Sunday 13 February 2011

Movie Review: Serpico (1973)

One rotten apple can spoil the whole bunch, but what happens to one good apple in a barrel full of rotten apples? New York cop Frank Serpico found out the hard way. Based on a true story as documented in the book by Peter Maas, Serpico is one of the defining films of 1970s cinema, combining one of the decade's biggest stars with the decade's most compelling city.

An honest cop who found corruption around every corner and in every precinct, Serpico could not get the leaders of the police force to pay any attention to him. Castigated and ostracized by his fellow officers for refusing to join them on the take, Serpico eventually went public with his revelations. He was shot in the face during a drug bust, in circumstances that strongly suggest other officers at the very least did nothing to help him, and at worst set him up. He survived the shooting, and his story finally forced a public inquiry into police corruption, in which he testified.
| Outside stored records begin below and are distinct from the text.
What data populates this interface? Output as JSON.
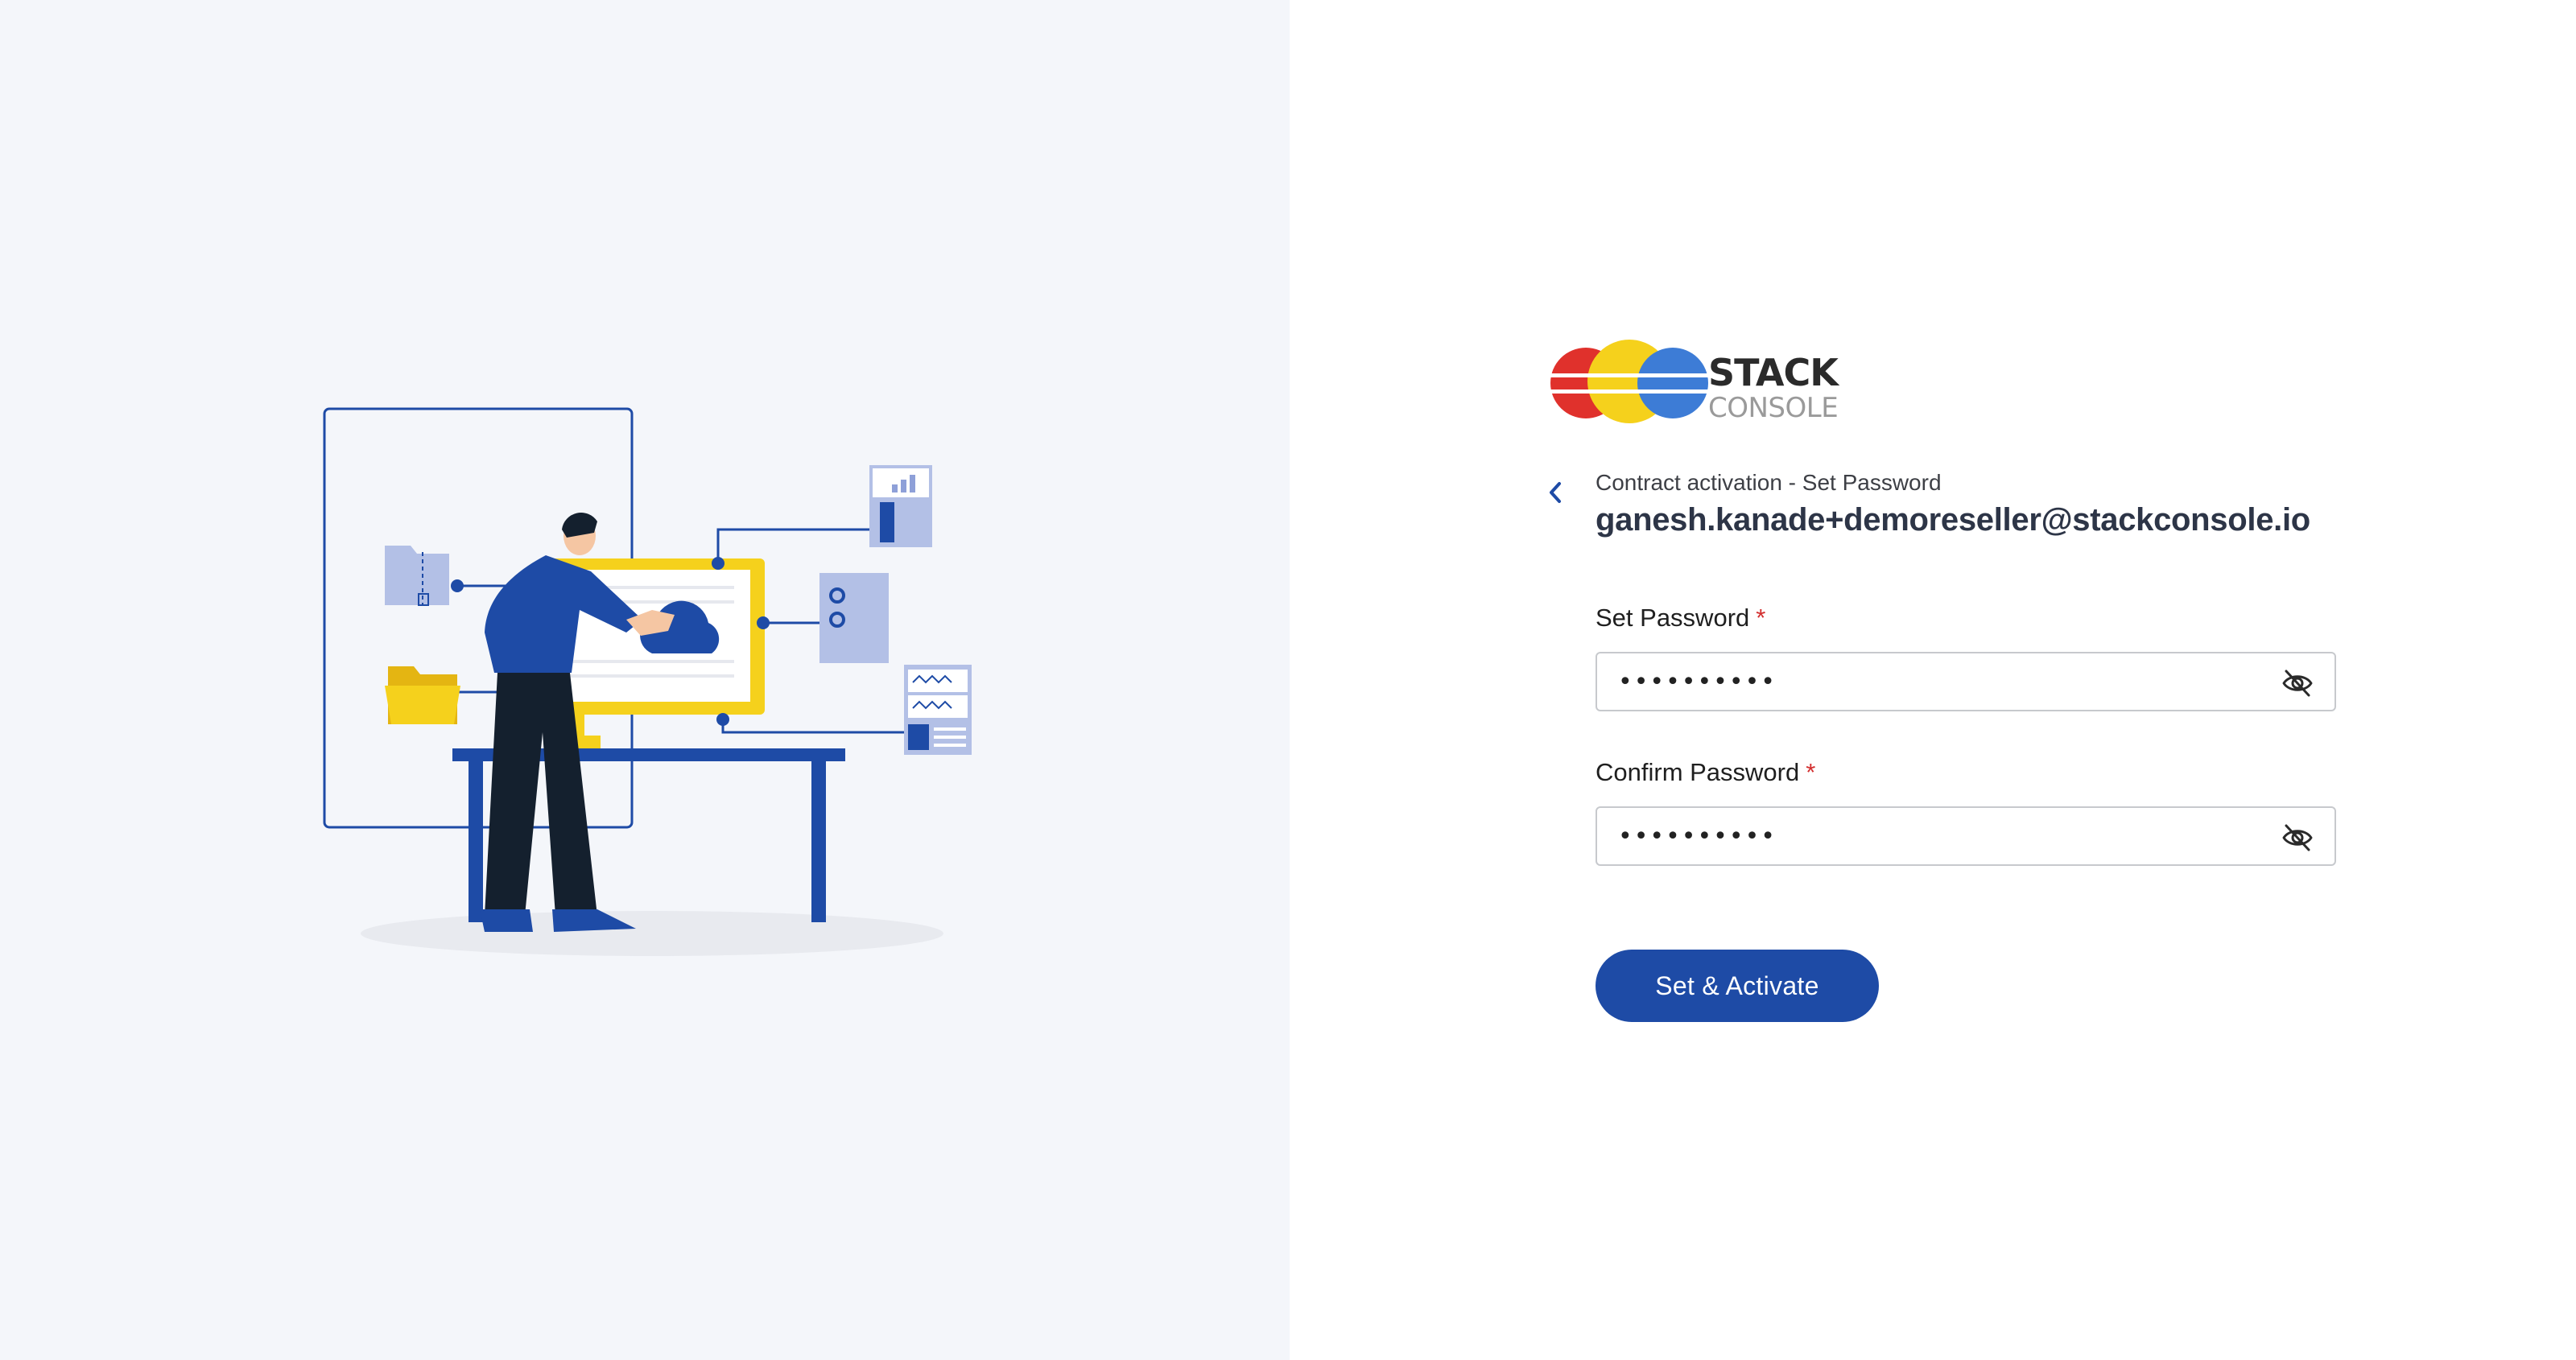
{
  "brand": {
    "name_line1": "STACK",
    "name_line2": "CONSOLE",
    "colors": [
      "#e0312c",
      "#f5d11c",
      "#3d7cd6"
    ]
  },
  "header": {
    "back_icon": "chevron-left-icon",
    "subtitle": "Contract activation - Set Password",
    "email": "ganesh.kanade+demoreseller@stackconsole.io"
  },
  "form": {
    "set_password": {
      "label": "Set Password",
      "required_marker": "*",
      "value": "••••••••••",
      "toggle_icon": "eye-off-icon"
    },
    "confirm_password": {
      "label": "Confirm Password",
      "required_marker": "*",
      "value": "••••••••••",
      "toggle_icon": "eye-off-icon"
    },
    "submit_label": "Set & Activate"
  },
  "theme": {
    "accent": "#1e4ba6",
    "required": "#d32f2f",
    "left_background": "#f4f6fa"
  }
}
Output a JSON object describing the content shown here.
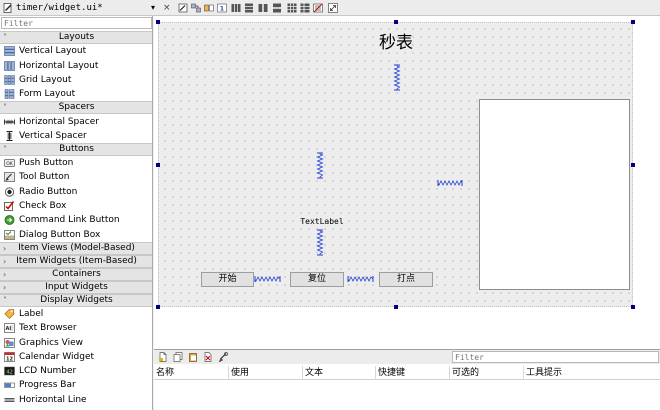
{
  "tab": {
    "title": "timer/widget.ui*",
    "dropdown_glyph": "▾",
    "close_glyph": "×"
  },
  "toolbar_icons": [
    "edit-widgets-icon",
    "edit-signals-icon",
    "edit-buddies-icon",
    "edit-tab-order-icon",
    "layout-horizontal-icon",
    "layout-vertical-icon",
    "split-horizontal-icon",
    "split-vertical-icon",
    "layout-grid-icon",
    "layout-form-icon",
    "break-layout-icon",
    "adjust-size-icon"
  ],
  "widget_box": {
    "filter_placeholder": "Filter",
    "sections": [
      {
        "name": "Layouts",
        "items": [
          {
            "label": "Vertical Layout",
            "icon": "vertical-layout-icon"
          },
          {
            "label": "Horizontal Layout",
            "icon": "horizontal-layout-icon"
          },
          {
            "label": "Grid Layout",
            "icon": "grid-layout-icon"
          },
          {
            "label": "Form Layout",
            "icon": "form-layout-icon"
          }
        ]
      },
      {
        "name": "Spacers",
        "items": [
          {
            "label": "Horizontal Spacer",
            "icon": "horizontal-spacer-icon"
          },
          {
            "label": "Vertical Spacer",
            "icon": "vertical-spacer-icon"
          }
        ]
      },
      {
        "name": "Buttons",
        "items": [
          {
            "label": "Push Button",
            "icon": "push-button-icon"
          },
          {
            "label": "Tool Button",
            "icon": "tool-button-icon"
          },
          {
            "label": "Radio Button",
            "icon": "radio-button-icon"
          },
          {
            "label": "Check Box",
            "icon": "check-box-icon"
          },
          {
            "label": "Command Link Button",
            "icon": "command-link-icon"
          },
          {
            "label": "Dialog Button Box",
            "icon": "dialog-button-box-icon"
          }
        ]
      },
      {
        "name": "Item Views (Model-Based)",
        "collapsed": true
      },
      {
        "name": "Item Widgets (Item-Based)",
        "collapsed": true
      },
      {
        "name": "Containers",
        "collapsed": true
      },
      {
        "name": "Input Widgets",
        "collapsed": true
      },
      {
        "name": "Display Widgets",
        "items": [
          {
            "label": "Label",
            "icon": "label-icon"
          },
          {
            "label": "Text Browser",
            "icon": "text-browser-icon"
          },
          {
            "label": "Graphics View",
            "icon": "graphics-view-icon"
          },
          {
            "label": "Calendar Widget",
            "icon": "calendar-icon"
          },
          {
            "label": "LCD Number",
            "icon": "lcd-number-icon"
          },
          {
            "label": "Progress Bar",
            "icon": "progress-bar-icon"
          },
          {
            "label": "Horizontal Line",
            "icon": "horizontal-line-icon"
          }
        ]
      }
    ]
  },
  "form": {
    "title": "秒表",
    "text_label": "TextLabel",
    "buttons": {
      "start": "开始",
      "reset": "复位",
      "lap": "打点"
    }
  },
  "properties_panel": {
    "filter_placeholder": "Filter",
    "columns": [
      "名称",
      "使用",
      "文本",
      "快捷键",
      "可选的",
      "工具提示"
    ]
  },
  "colors": {
    "selection_handle": "#000080",
    "spacer": "#1f3fd6",
    "form_bg": "#ededed"
  }
}
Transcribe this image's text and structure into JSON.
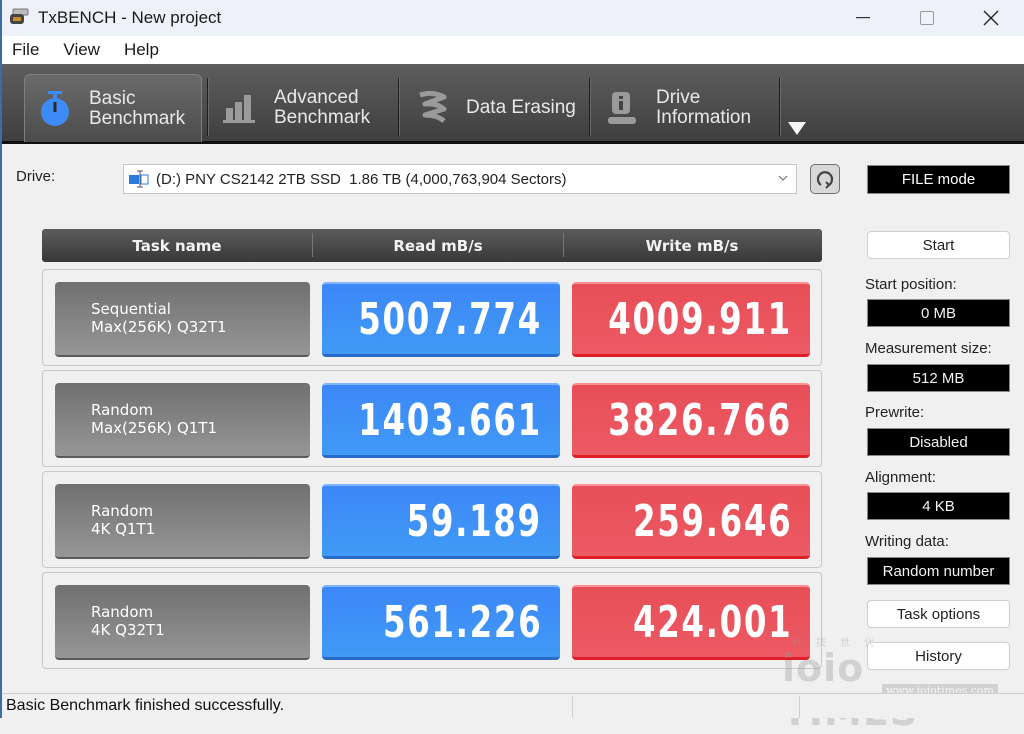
{
  "window": {
    "title": "TxBENCH - New project",
    "controls": {
      "minimize": "—",
      "maximize": "☐",
      "close": "✕"
    }
  },
  "menubar": {
    "items": [
      "File",
      "View",
      "Help"
    ]
  },
  "toolbar": {
    "tabs": [
      {
        "line1": "Basic",
        "line2": "Benchmark",
        "icon": "stopwatch-icon",
        "active": true
      },
      {
        "line1": "Advanced",
        "line2": "Benchmark",
        "icon": "bar-chart-icon",
        "active": false
      },
      {
        "line1": "Data Erasing",
        "line2": "",
        "icon": "eraser-icon",
        "active": false
      },
      {
        "line1": "Drive",
        "line2": "Information",
        "icon": "drive-info-icon",
        "active": false
      }
    ],
    "more_icon": "triangle-down-icon"
  },
  "drive": {
    "label": "Drive:",
    "selected": "(D:) PNY CS2142 2TB SSD  1.86 TB (4,000,763,904 Sectors)",
    "mode": "FILE mode"
  },
  "table": {
    "headers": [
      "Task name",
      "Read mB/s",
      "Write mB/s"
    ],
    "rows": [
      {
        "task_line1": "Sequential",
        "task_line2": "Max(256K) Q32T1",
        "read": "5007.774",
        "write": "4009.911"
      },
      {
        "task_line1": "Random",
        "task_line2": "Max(256K) Q1T1",
        "read": "1403.661",
        "write": "3826.766"
      },
      {
        "task_line1": "Random",
        "task_line2": "4K Q1T1",
        "read": "59.189",
        "write": "259.646"
      },
      {
        "task_line1": "Random",
        "task_line2": "4K Q32T1",
        "read": "561.226",
        "write": "424.001"
      }
    ]
  },
  "side_panel": {
    "start_button": "Start",
    "start_position": {
      "label": "Start position:",
      "value": "0 MB"
    },
    "measurement_size": {
      "label": "Measurement size:",
      "value": "512 MB"
    },
    "prewrite": {
      "label": "Prewrite:",
      "value": "Disabled"
    },
    "alignment": {
      "label": "Alignment:",
      "value": "4 KB"
    },
    "writing_data": {
      "label": "Writing data:",
      "value": "Random number"
    },
    "task_options_button": "Task options",
    "history_button": "History"
  },
  "statusbar": {
    "message": "Basic Benchmark finished successfully."
  },
  "watermark": {
    "brand": "ioio TIMES",
    "url": "www.ioiotimes.com",
    "cjk": "科技世代"
  },
  "colors": {
    "read": "#3f8ff7",
    "write": "#ea545d",
    "task": "#808080",
    "toolbar": "#4f4f4f",
    "active_icon": "#3d8cf5"
  }
}
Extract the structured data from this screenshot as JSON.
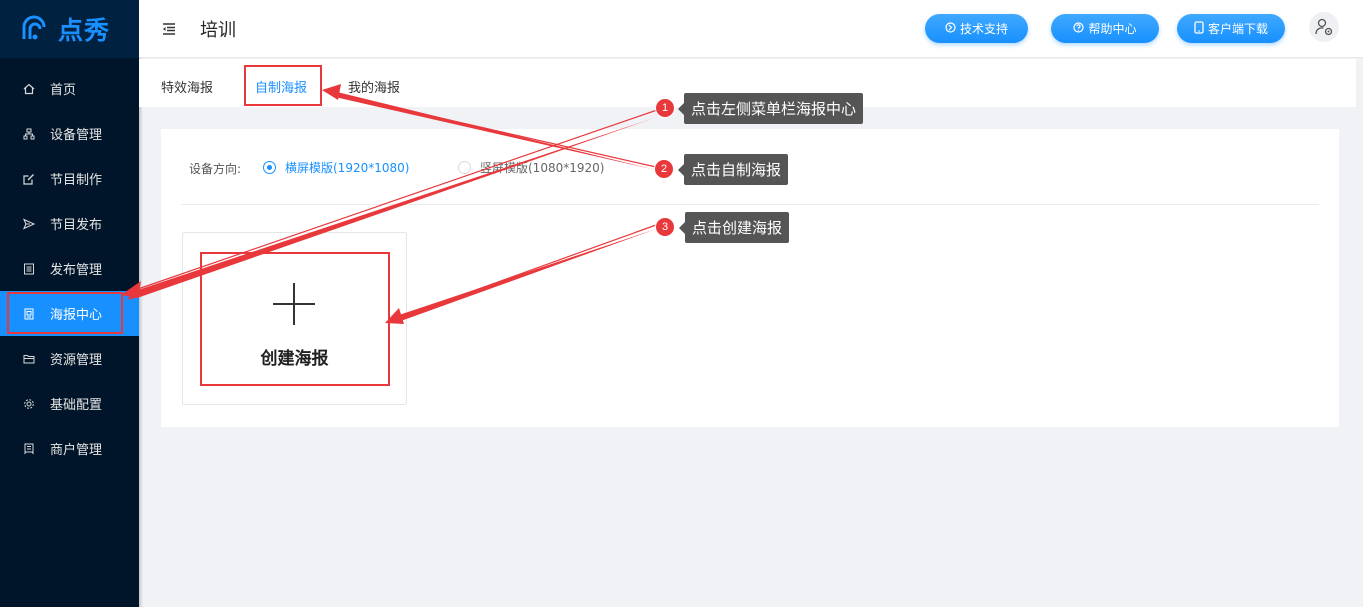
{
  "app": {
    "logo_text": "点秀",
    "accent": "#1890ff",
    "sidebar_bg": "#001529"
  },
  "sidebar": {
    "items": [
      {
        "label": "首页",
        "icon": "home-icon",
        "active": false
      },
      {
        "label": "设备管理",
        "icon": "device-icon",
        "active": false
      },
      {
        "label": "节目制作",
        "icon": "edit-icon",
        "active": false
      },
      {
        "label": "节目发布",
        "icon": "send-icon",
        "active": false
      },
      {
        "label": "发布管理",
        "icon": "list-icon",
        "active": false
      },
      {
        "label": "海报中心",
        "icon": "poster-icon",
        "active": true
      },
      {
        "label": "资源管理",
        "icon": "folder-icon",
        "active": false
      },
      {
        "label": "基础配置",
        "icon": "gear-icon",
        "active": false
      },
      {
        "label": "商户管理",
        "icon": "merchant-icon",
        "active": false
      }
    ]
  },
  "header": {
    "title": "培训",
    "buttons": [
      {
        "label": "技术支持",
        "icon": "support-icon"
      },
      {
        "label": "帮助中心",
        "icon": "help-icon"
      },
      {
        "label": "客户端下载",
        "icon": "mobile-icon"
      }
    ]
  },
  "tabs": [
    {
      "label": "特效海报",
      "active": false
    },
    {
      "label": "自制海报",
      "active": true
    },
    {
      "label": "我的海报",
      "active": false
    }
  ],
  "orientation": {
    "label": "设备方向:",
    "options": [
      {
        "label": "横屏模版(1920*1080)",
        "checked": true
      },
      {
        "label": "竖屏模版(1080*1920)",
        "checked": false
      }
    ]
  },
  "create_tile": {
    "label": "创建海报"
  },
  "annotations": [
    {
      "number": "1",
      "text": "点击左侧菜单栏海报中心"
    },
    {
      "number": "2",
      "text": "点击自制海报"
    },
    {
      "number": "3",
      "text": "点击创建海报"
    }
  ],
  "annotation_color": "#e8383b"
}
Al Pacino is hypnotic as Frank Serpico, defining the often imitated and now standard look of the ruffled, messy, frequently disguised undercover cop who refuses to play by the rules. Pacino's performance combines determination with the doubt and despair of a man confronted by an overwhelmingly powerful and established system yet refusing to yield to it.

New York City has never looked more depressing and doomed than in Serpico, Sidney Lumet keeping his cameras well away from any attractive features and focusing on run-down neighborhoods, miserable buildings, and grimy streets. Lumet's New York is filled with shadowy criminals on every corner, some dressed the part and others dressed as police officers.

As an adequate metaphor for Serpico's story, there is not much of a supporting cast around Pacino. The likes of John Randolph and M. Emmet Walsh are very much faceless and in the background, although Tony Roberts makes a bit of a mark as one of the few senior officers who tried to help through his connections to the Mayor's office. Barbara Eda-Young and Cornelia Sharpe as two of the women in Serpico's life both failed to translate their roles into serious movie careers.

The original music score by Mikis Theodorakis is full of emotion, but perhaps unnecessarily overused early in the film.

Serpico is a study of a principled man up against a rotten system in a dilapidating city, a trio that is most compelling to watch.